Ik ben zeker niet van plan dit dossier te laten aanslepen, daar heeft niemand belang bij. Maar ik wacht, zoals gezegd, op alle elementen en met respect voor alle procedures om de volgende stappen te zetten. Rekening houdende met alle wettelijke termijnen, zal ik ten vroegste in tweede helft van oktober een uitspraak kunnen doen in deze procedure.
Dat is wat ik in deze stand van zaken kan zeggen volgens de procedure die ik scrupuleus, nauwgezet en goed ondersteund door onze administratie, wil volgen op de meest integere wijze.
Als voorzitter wil ik u meedelen dat ik deze vraag om uitleg ontvankelijk heb verklaard, met in het achterhoofd dat het niet zeker was dat deze procedure zou zijn afgerond. Wat mij betreft, is dit een zeer correct antwoord van de minister.
De heer Janssens heeft het woord.
Voorzitter, de minister geeft in mijn ogen meestal correcte antwoorden. Of ik het daarmee eens ben, is een andere kwestie, maar juridisch-technisch zitten ze meestal wel goed in elkaar.
Minister, ik dank u voor uw antwoord. U zult wel begrijpen – de feiten dateren van maart, we zijn nu een dik half jaar later – dat bij de brede bevolking het idee leeft dat het allemaal weer blijft aanslepen. Ik spreek daaromtrent zeker nog niet over een doofpotoperatie, want ik vind dat u zeker ook in de eerste vraag die ik u over deze kwestie stelde, begin mei, zeer helder was. U zei dat u met veel ongeloof en ontsteltenis kennis had genomen van de manier van werken in het vaccinatiecentrum in Sint-Truiden. U vond het een triest schouwspel en wees Veerle Heeren en andere lokale mandatarissen op de voorbeeldfunctie die ze hebben. U zei dat u op relatief korte termijn een juist beeld wou krijgen van wat er gebeurd was. U zou dan, rekening houdend met alle stukken van de puzzel, een oordeel vellen. Het is daar nu inderdaad tijd voor geworden. Ik begrijp dat u wacht op het rapport van de Limburgse gouverneur. Ik roep u dan wel op om zeer snel over te gaan tot de volgende stappen, of in elk geval tot het vellen van uw oordeel in deze affaire.
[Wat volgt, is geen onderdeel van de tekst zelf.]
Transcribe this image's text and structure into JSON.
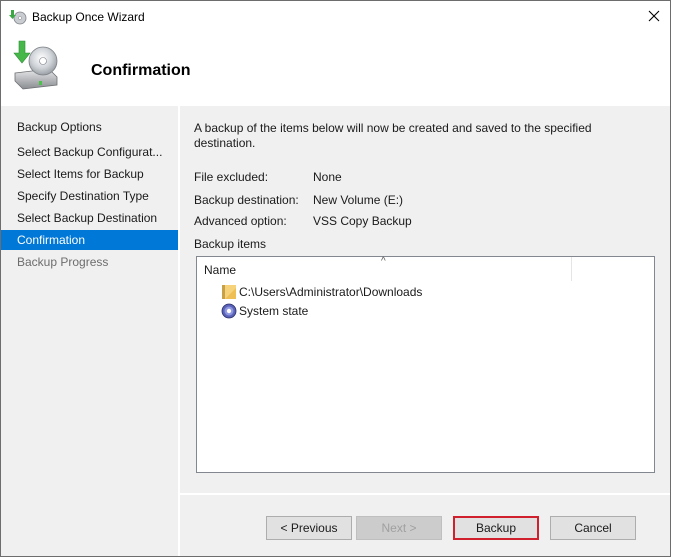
{
  "window": {
    "title": "Backup Once Wizard",
    "app_icon": "backup-wizard-icon",
    "close_icon": "close-icon"
  },
  "header": {
    "title": "Confirmation",
    "icon": "backup-drive-disc-icon"
  },
  "sidebar": {
    "items": [
      {
        "label": "Backup Options",
        "state": "normal"
      },
      {
        "label": "Select Backup Configurat...",
        "state": "normal"
      },
      {
        "label": "Select Items for Backup",
        "state": "normal"
      },
      {
        "label": "Specify Destination Type",
        "state": "normal"
      },
      {
        "label": "Select Backup Destination",
        "state": "normal"
      },
      {
        "label": "Confirmation",
        "state": "active"
      },
      {
        "label": "Backup Progress",
        "state": "disabled"
      }
    ]
  },
  "content": {
    "intro": "A backup of the items below will now be created and saved to the specified destination.",
    "details": [
      {
        "label": "File excluded:",
        "value": "None"
      },
      {
        "label": "Backup destination:",
        "value": "New Volume (E:)"
      },
      {
        "label": "Advanced option:",
        "value": "VSS Copy Backup"
      }
    ],
    "backup_items_label": "Backup items",
    "list": {
      "column_name": "Name",
      "sort_indicator": "^",
      "rows": [
        {
          "icon": "folder-icon",
          "name": "C:\\Users\\Administrator\\Downloads"
        },
        {
          "icon": "system-state-icon",
          "name": "System state"
        }
      ]
    }
  },
  "footer": {
    "previous_label": "< Previous",
    "next_label": "Next >",
    "backup_label": "Backup",
    "cancel_label": "Cancel"
  },
  "colors": {
    "accent": "#0078d7",
    "highlight_border": "#d0202e",
    "panel_bg": "#f0f0f0"
  }
}
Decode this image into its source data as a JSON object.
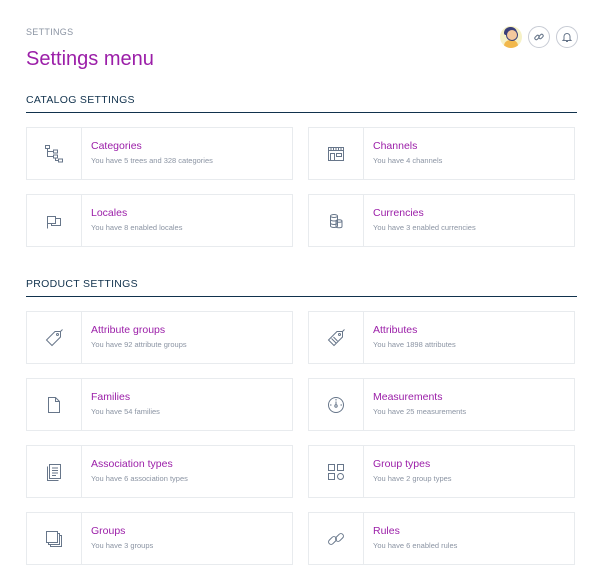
{
  "breadcrumb": "SETTINGS",
  "page_title": "Settings menu",
  "sections": [
    {
      "title": "CATALOG SETTINGS"
    },
    {
      "title": "PRODUCT SETTINGS"
    }
  ],
  "tiles": [
    {
      "label": "Categories",
      "desc": "You have 5 trees and 328 categories",
      "icon": "category-tree-icon"
    },
    {
      "label": "Channels",
      "desc": "You have 4 channels",
      "icon": "shop-icon"
    },
    {
      "label": "Locales",
      "desc": "You have 8 enabled locales",
      "icon": "flag-icon"
    },
    {
      "label": "Currencies",
      "desc": "You have 3 enabled currencies",
      "icon": "coins-icon"
    },
    {
      "label": "Attribute groups",
      "desc": "You have 92 attribute groups",
      "icon": "tag-icon"
    },
    {
      "label": "Attributes",
      "desc": "You have 1898 attributes",
      "icon": "tags-icon"
    },
    {
      "label": "Families",
      "desc": "You have 54 families",
      "icon": "document-icon"
    },
    {
      "label": "Measurements",
      "desc": "You have 25 measurements",
      "icon": "gauge-icon"
    },
    {
      "label": "Association types",
      "desc": "You have 6 association types",
      "icon": "stacked-documents-icon"
    },
    {
      "label": "Group types",
      "desc": "You have 2 group types",
      "icon": "shapes-icon"
    },
    {
      "label": "Groups",
      "desc": "You have 3 groups",
      "icon": "stacked-squares-icon"
    },
    {
      "label": "Rules",
      "desc": "You have 6 enabled rules",
      "icon": "link-icon"
    }
  ],
  "colors": {
    "accent": "#9b1ea8",
    "heading": "#11324d",
    "text": "#8b94a3",
    "border": "#e8ebee"
  }
}
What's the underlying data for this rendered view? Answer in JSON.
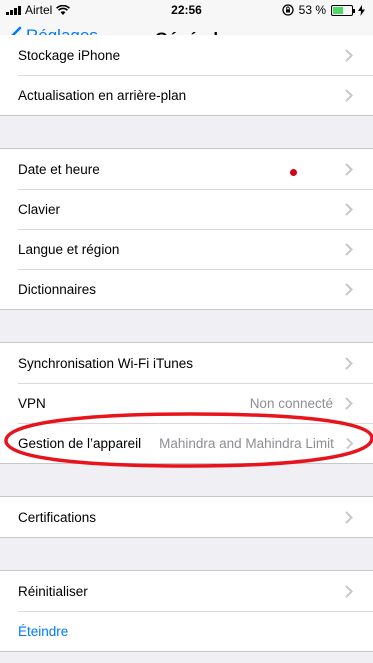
{
  "status_bar": {
    "carrier": "Airtel",
    "time": "22:56",
    "battery_percent": "53 %",
    "battery_level": 0.53,
    "icons": [
      "signal-icon",
      "wifi-icon",
      "rotation-lock-icon",
      "battery-icon",
      "charging-icon"
    ]
  },
  "nav": {
    "back_label": "Réglages",
    "title": "Général"
  },
  "groups": [
    {
      "rows": [
        {
          "label": "Stockage iPhone"
        },
        {
          "label": "Actualisation en arrière-plan"
        }
      ]
    },
    {
      "rows": [
        {
          "label": "Date et heure"
        },
        {
          "label": "Clavier"
        },
        {
          "label": "Langue et région"
        },
        {
          "label": "Dictionnaires"
        }
      ]
    },
    {
      "rows": [
        {
          "label": "Synchronisation Wi-Fi iTunes"
        },
        {
          "label": "VPN",
          "value": "Non connecté"
        },
        {
          "label": "Gestion de l’appareil",
          "value": "Mahindra and Mahindra Limited"
        }
      ]
    },
    {
      "rows": [
        {
          "label": "Certifications"
        }
      ]
    },
    {
      "rows": [
        {
          "label": "Réinitialiser"
        },
        {
          "label": "Éteindre"
        }
      ]
    }
  ],
  "annotation_color": "#e8141c",
  "accent_color": "#007aff"
}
Als ik lees wat de auditeurs van Audit Vlaanderen in hun rapport allemaal hebben opgenomen, is dat toch wel behoorlijk streng voor de burgemeester van Sint-Truiden. Er staat in, naar verluidt, dat ze een eigen vaccinatiestrategie hanteerde, en elke dag aanwezig was in het vaccinatiecentrum, terwijl de burgemeester daar helemaal niet thuishoort. Er zaten mails in haar laptop of pc van mensen die Veerle Heeren bedankten voor hun vaccinatie. Een zekere vorm van dienstbetoon was volgens Audit Vlaanderen bewezen. Het beroeps- en medisch geheim van een aantal mensen zou ze geschonden hebben, en ga zo maar verder. Als je dat allemaal leest en op een rijtje zet, lijkt een sanctie onvermijdelijk, en lijkt aanblijven als burgemeester totaal onmogelijk.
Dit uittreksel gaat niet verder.